Il Saturday Night Live (NBC) è uno degli show più seguiti d’America, probabilmente più famosi nel mondo. Giunto alla sua trentaduesima stagione, di recente ha creato, fra i suoi recurring characters, il personaggio di Vinny Vedecci, che conduce un talk show all’italiana: La rivista della televisione.
Vinny è arrogante, arraffone, piacione, con la sigaretta perennemente accesa, vestito quasi da gangster, pettinato alla Mastroianni. Fa il giornalista televisivo e ha una curiosa pretesa: parla solo italiano, e in italiano vuole intervistare i suoi ospiti più famosi (tutti rigorosamente di madrelingua anglofona).
Si tratta di un’ironia per nulla nascosta nei confronti di un certo modo, tutto nostro, di far televisione e di far giornalismo. Il Tg3 ha appena dedicato un servizio alla cosa, con toni non molto accomodanti: evidentemente da più parti non si è gradito questo attacco all’italianità.
Francamente, non condivido l’indignazione, soprattutto nei confronti di uno show che in Italia - ahimé! - non potrebbe mai andare in onda. Uno show che ha generato la bella - e defunta - Studio 60 on the Sunset Strip e che viene da sempre classificato come vietato ai 14, per linguaggio esplicito o offensivo (dare un’occhiata a Studio 60 è utile per capire cosa sia offensivo per gli americani), e che brilla per sagacia e intelligenza.
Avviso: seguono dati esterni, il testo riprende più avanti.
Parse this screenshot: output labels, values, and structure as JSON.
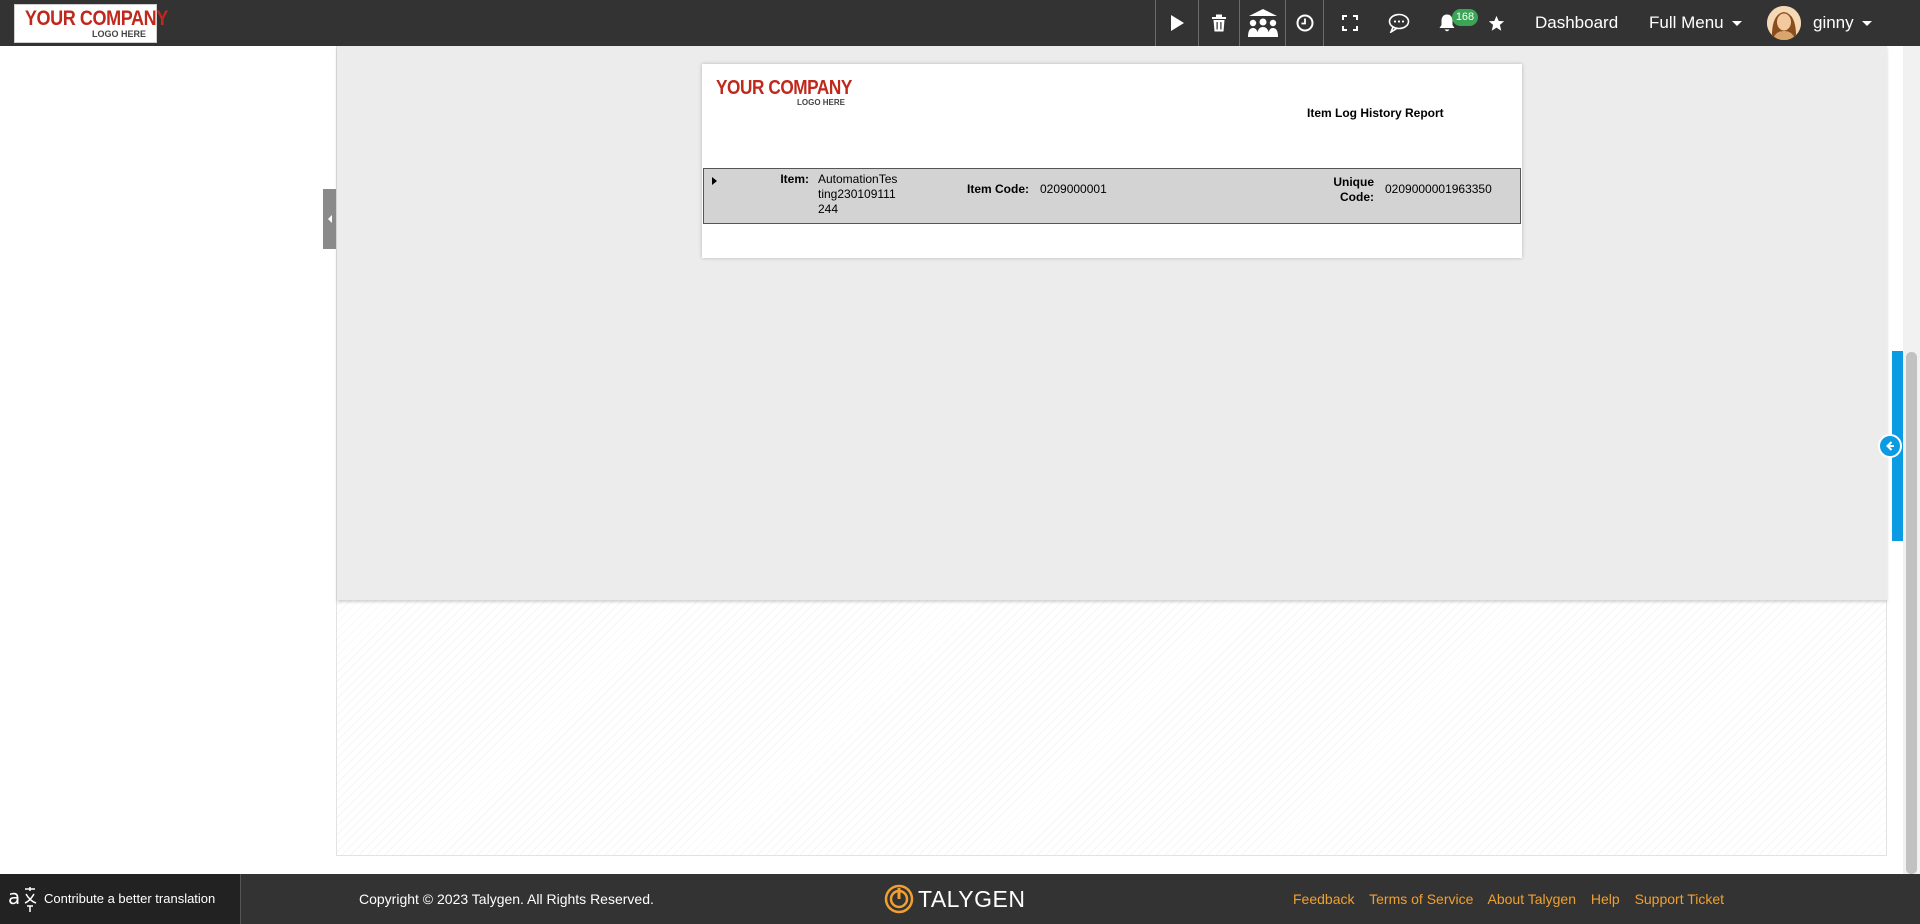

Di seguito, vediamo insieme l’imitazione del giornalista italiano che ci regala il SNL, con l’intervista a Zach Braff. Sì, l’avrete riconosciuto: è J.D. di Scrubs.
Mytwocents
22 mag 2007 - 19:53 - #1C’è poco da essere indignati, se gli altri ci vedono per quello che siamo poi non possiamo lamentarci solo perché noi siamo ciechi.
ele87
22 mag 2007 - 19:54 - #2hanno rotto gli inglesi e gli americani sempre a prendere in giro la televisione italiana! ma guardatevi certe schifezze che passato su mtv come “next”,”parental control” o “sweet sixteen” tutte made in u.s.a!
Malaparte
22 mag 2007 - 19:56 - #3ele87, il Saturday Night Live prende in giro anche e soprattutto gli americani. Quindi, sinceramente, non vedo di che preocuparsi…
Alex87
22 mag 2007 - 20:07 - #4qualcuno gentilmente spiega al simpaticone in questione che quello pare più spagnolo prodotto da un epilettico che italiano?
Melo-HIO
22 mag 2007 - 20:37 - #5Ma c’entra poco o niente con l’italiano la lingua che parla quello là…:|
Alia
22 mag 2007 - 20:39 - #6fantastico! eccezionale!!
DanieleD
22 mag 2007 - 20:44 - #7Ancora non lo hanno fatto vedere su Jimmy
DanieleD
22 mag 2007 - 20:46 - #8Però almeno la pasta potevano evitarla…
Ehilà
22 mag 2007 - 20:50 - #9Sembra una trasmissione più latina che italiana.
“hanno rotto gli inglesi e gli americani sempre a prendere in giro la televisione italiana!”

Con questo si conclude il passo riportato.